Я взяла девочку на руки и понесла её мыть. В санпропускнике имелась небольшая ванная для купания детей. Я налила прохладную воду, раздела ребёнка и начала осторожно обмывать её.

Мы уже закончили водные процедуры, когда пришли мать девочки и Тимофей. Я взяла полотенце, завернула в него ребёнка и положила на кушетку. Осторожно вытерла, сложила пелёнку и завернула её вокруг малышки как подгузник.

— Сейчас положу вас в бокс, — сказал я матери, — через час навещу, если за это время у неё поднимется температура, громко кричите, будем делать укол. Не мешало бы и вам накапать успокоительного. Но от него в сон клонит, а мне нужно, чтобы вы каждые пятнадцать минут мерили ей температуру. Выдам вам электронный термометр.

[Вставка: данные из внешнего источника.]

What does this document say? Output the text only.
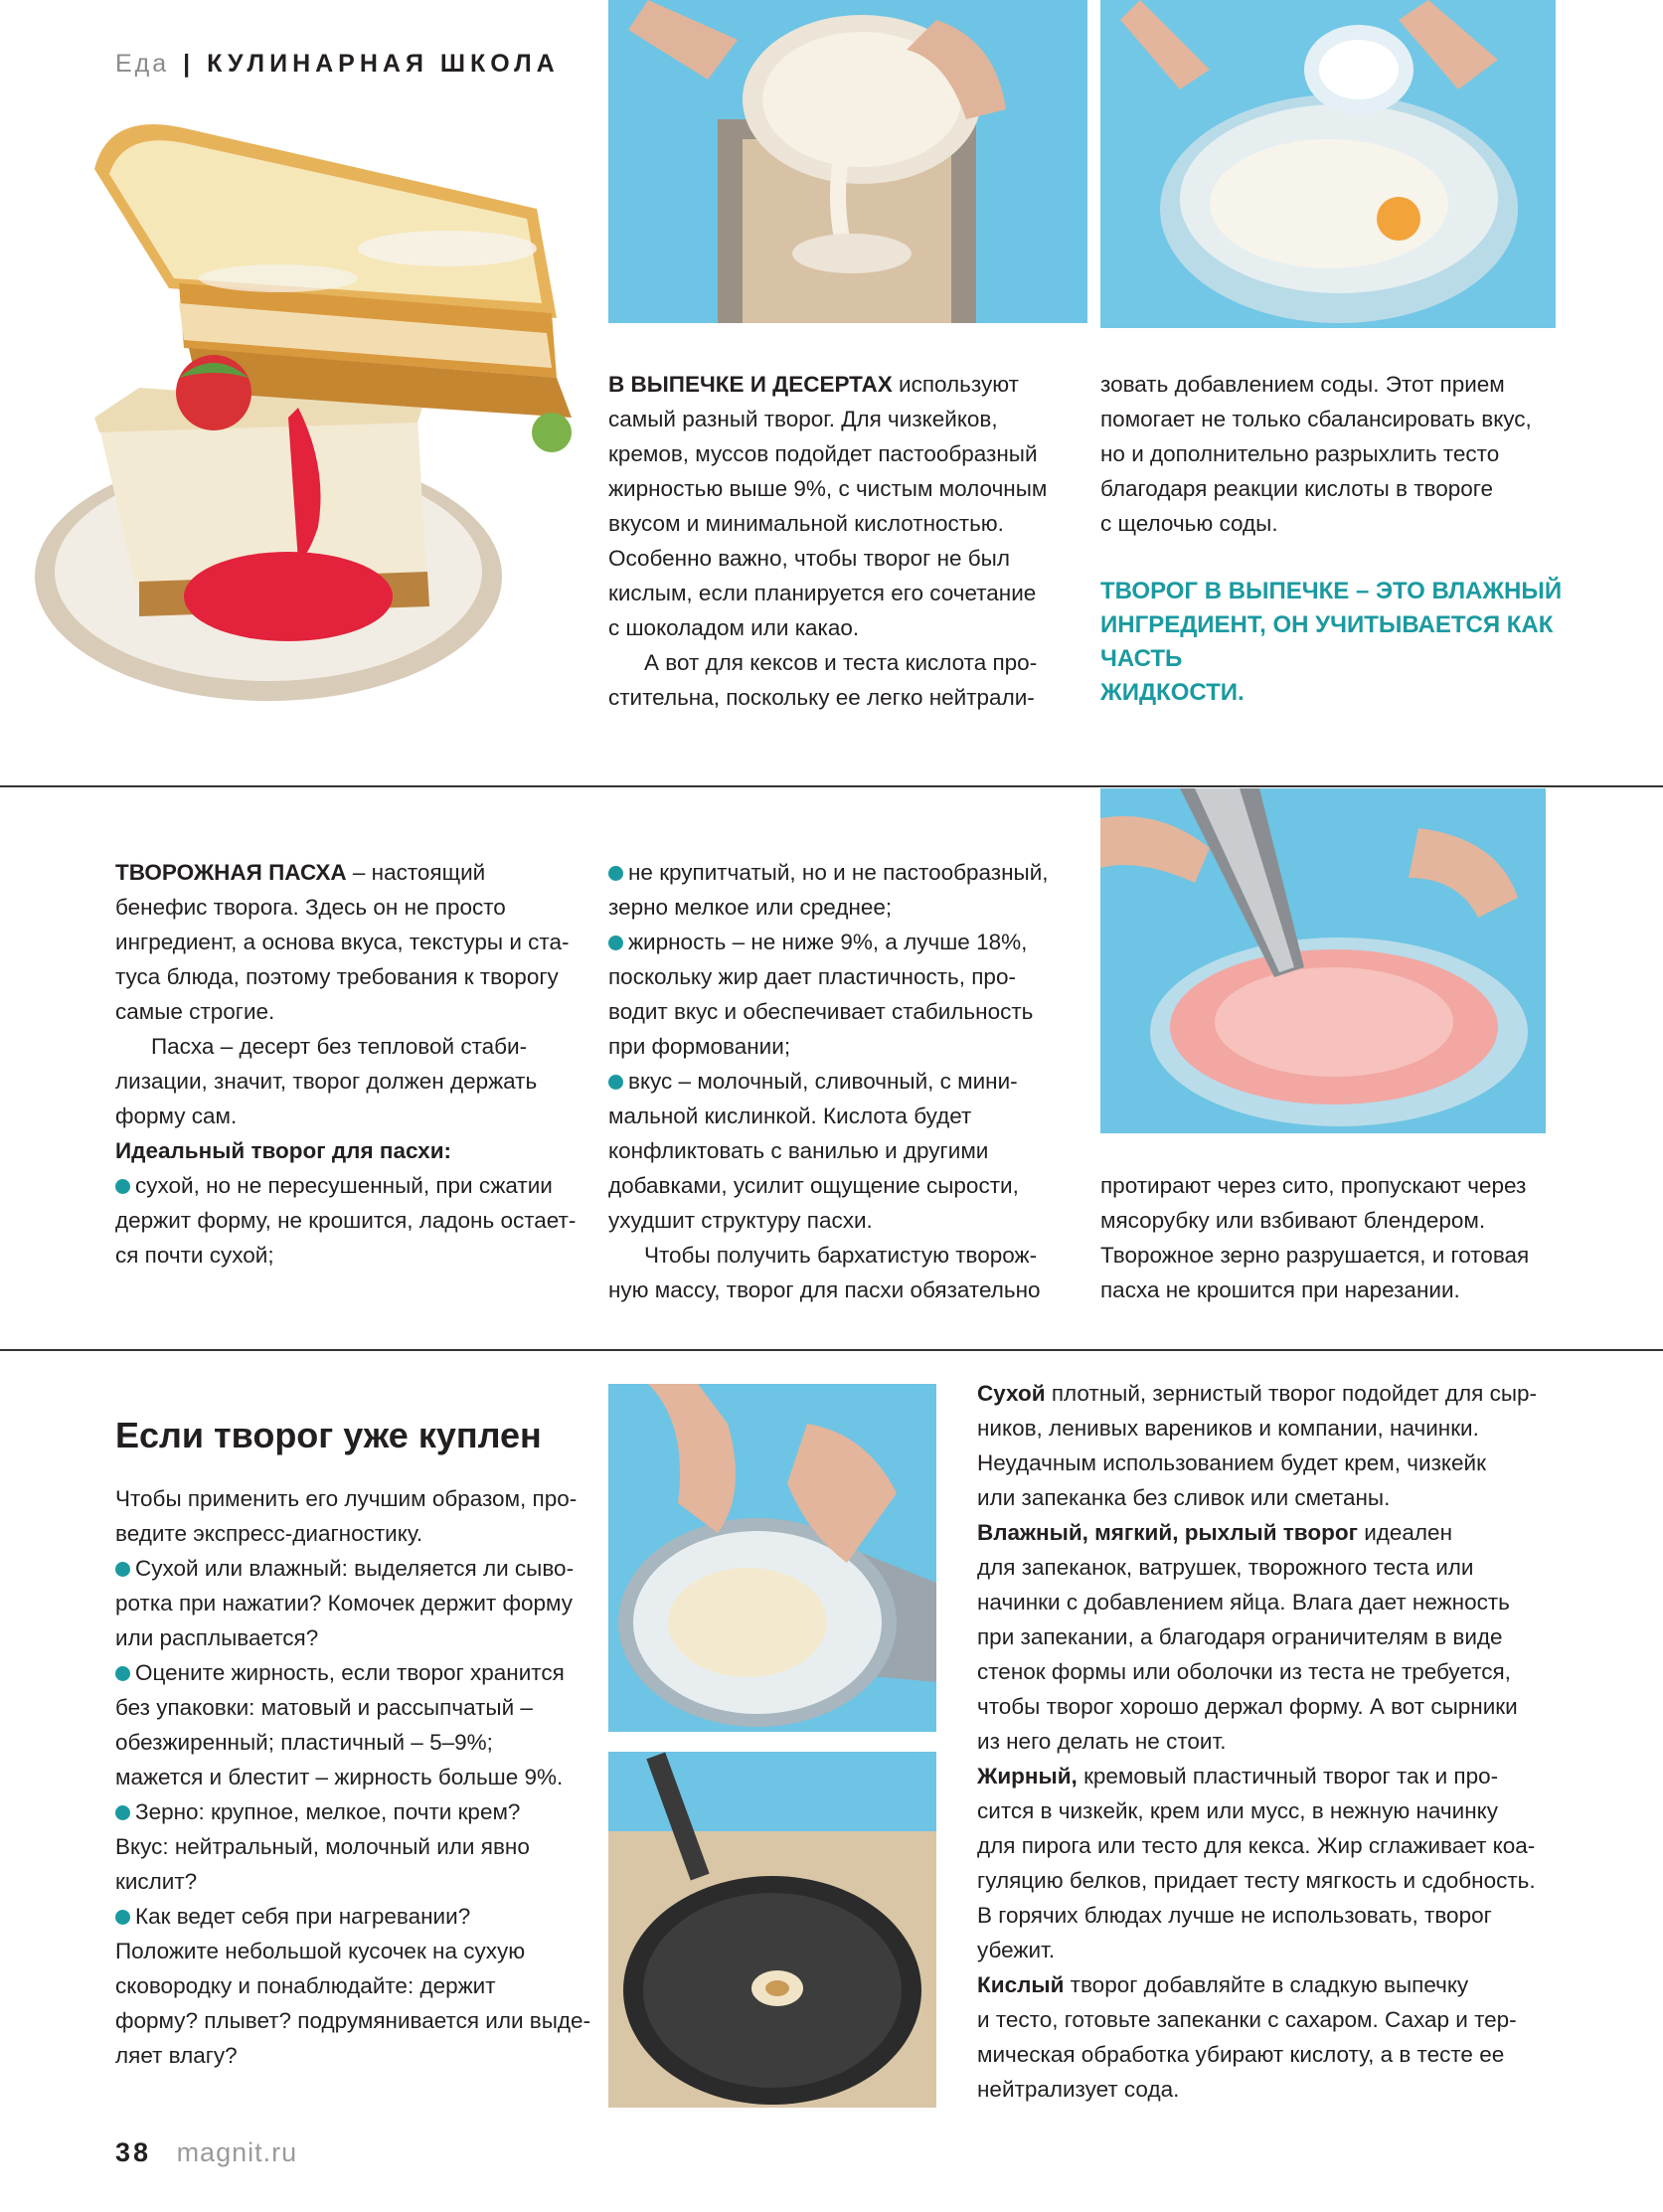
Еда | КУЛИНАРНАЯ ШКОЛА

В ВЫПЕЧКЕ И ДЕСЕРТАХ используют

самый разный творог. Для чизкейков,

кремов, муссов подойдет пастообразный

жирностью выше 9%, с чистым молочным

вкусом и минимальной кислотностью.

Особенно важно, чтобы творог не был

кислым, если планируется его сочетание

с шоколадом или какао.

А вот для кексов и теста кислота про-

стительна, поскольку ее легко нейтрали-

зовать добавлением соды. Этот прием

помогает не только сбалансировать вкус,

но и дополнительно разрыхлить тесто

благодаря реакции кислоты в твороге

с щелочью соды.

ТВОРОГ В ВЫПЕЧКЕ – ЭТО ВЛАЖНЫЙ
ИНГРЕДИЕНТ, ОН УЧИТЫВАЕТСЯ КАК ЧАСТЬ
ЖИДКОСТИ.

ТВОРОЖНАЯ ПАСХА – настоящий

бенефис творога. Здесь он не просто

ингредиент, а основа вкуса, текстуры и ста-

туса блюда, поэтому требования к творогу

самые строгие.

Пасха – десерт без тепловой стаби-

лизации, значит, творог должен держать

форму сам.

Идеальный творог для пасхи:

сухой, но не пересушенный, при сжатии

держит форму, не крошится, ладонь остает-

ся почти сухой;

не крупитчатый, но и не пастообразный,

зерно мелкое или среднее;

жирность – не ниже 9%, а лучше 18%,

поскольку жир дает пластичность, про-

водит вкус и обеспечивает стабильность

при формовании;

вкус – молочный, сливочный, с мини-

мальной кислинкой. Кислота будет

конфликтовать с ванилью и другими

добавками, усилит ощущение сырости,

ухудшит структуру пасхи.

Чтобы получить бархатистую творож-

ную массу, творог для пасхи обязательно

протирают через сито, пропускают через

мясорубку или взбивают блендером.

Творожное зерно разрушается, и готовая

пасха не крошится при нарезании.

Если творог уже куплен

Чтобы применить его лучшим образом, про-

ведите экспресс-диагностику.

Сухой или влажный: выделяется ли сыво-

ротка при нажатии? Комочек держит форму

или расплывается?

Оцените жирность, если творог хранится

без упаковки: матовый и рассыпчатый –

обезжиренный; пластичный – 5–9%;

мажется и блестит – жирность больше 9%.

Зерно: крупное, мелкое, почти крем?

Вкус: нейтральный, молочный или явно

кислит?

Как ведет себя при нагревании?

Положите небольшой кусочек на сухую

сковородку и понаблюдайте: держит

форму? плывет? подрумянивается или выде-

ляет влагу?

Сухой плотный, зернистый творог подойдет для сыр-

ников, ленивых вареников и компании, начинки.

Неудачным использованием будет крем, чизкейк

или запеканка без сливок или сметаны.

Влажный, мягкий, рыхлый творог идеален

для запеканок, ватрушек, творожного теста или

начинки с добавлением яйца. Влага дает нежность

при запекании, а благодаря ограничителям в виде

стенок формы или оболочки из теста не требуется,

чтобы творог хорошо держал форму. А вот сырники

из него делать не стоит.

Жирный, кремовый пластичный творог так и про-

сится в чизкейк, крем или мусс, в нежную начинку

для пирога или тесто для кекса. Жир сглаживает коа-

гуляцию белков, придает тесту мягкость и сдобность.

В горячих блюдах лучше не использовать, творог

убежит.

Кислый творог добавляйте в сладкую выпечку

и тесто, готовьте запеканки с сахаром. Сахар и тер-

мическая обработка убирают кислоту, а в тесте ее

нейтрализует сода.

38 magnit.ru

Когда я вернулась из бокса, до меня дошло, что я не накормила Тимофея обедом. В процедурной сидели Максим и Тимофей и смотрели на меня настороженно.

— Тимофей, иди в ординаторскую и съешь один пирожок, я сейчас уберу процедурную и подогрею тебе суп, — сказала я.

— Я не люблю суп, — протянул Тимофей.

— Я налью тебе только гущу, это уже не будет супом, — ответила я.

— Я накормлю его, — предложил Максим, — не беспокойся, занимайся своими делами.

Когда они вышли, я вспомнила, что до сих пор хожу в нижнем белье. У меня сегодня день стриптиза, только деньги в трусы не суют. Надела новый халат и начала уборку. У меня час, а потом нужно осмотреть пациента и внести запись в журнал.

Максим нашёл меня в бытовом помещении. Я загрузила стиральную машинку и сейчас домывала полы.

— Тимофей заснул на диване в ординаторской, — сказал Максим.

— Ты почему домой не ушёл? — спросила я. — Или у тебя ещё болячки есть?

— Я хотел попросить тебя подстричь меня, — сказал Максим.

— Почему так долго не решался это сделать? — удивилась я. — Или ты думал, что я откажу тебе из-за того случая? Я не злопамятная. Только тебя бесплатно стричь не буду.

— Тебе нужны деньги? — спросил Максим.

— Откуда такое отношение к жизни? Деньги, конечно, нужны, без них никуда, но не всё можно измерить деньгами. Мне нужно выточить несколько болтов. У вас же есть мастерская, — сказала я.

— Конечно, я попрошу сделать для тебя болты, — с удивлением сказал Максим, — ты только напиши мне размеры.

— Лучше принесу тебе старые болты, я технически не подкована, — ответила я. — Придёте ко мне через день, я тебе и отдам.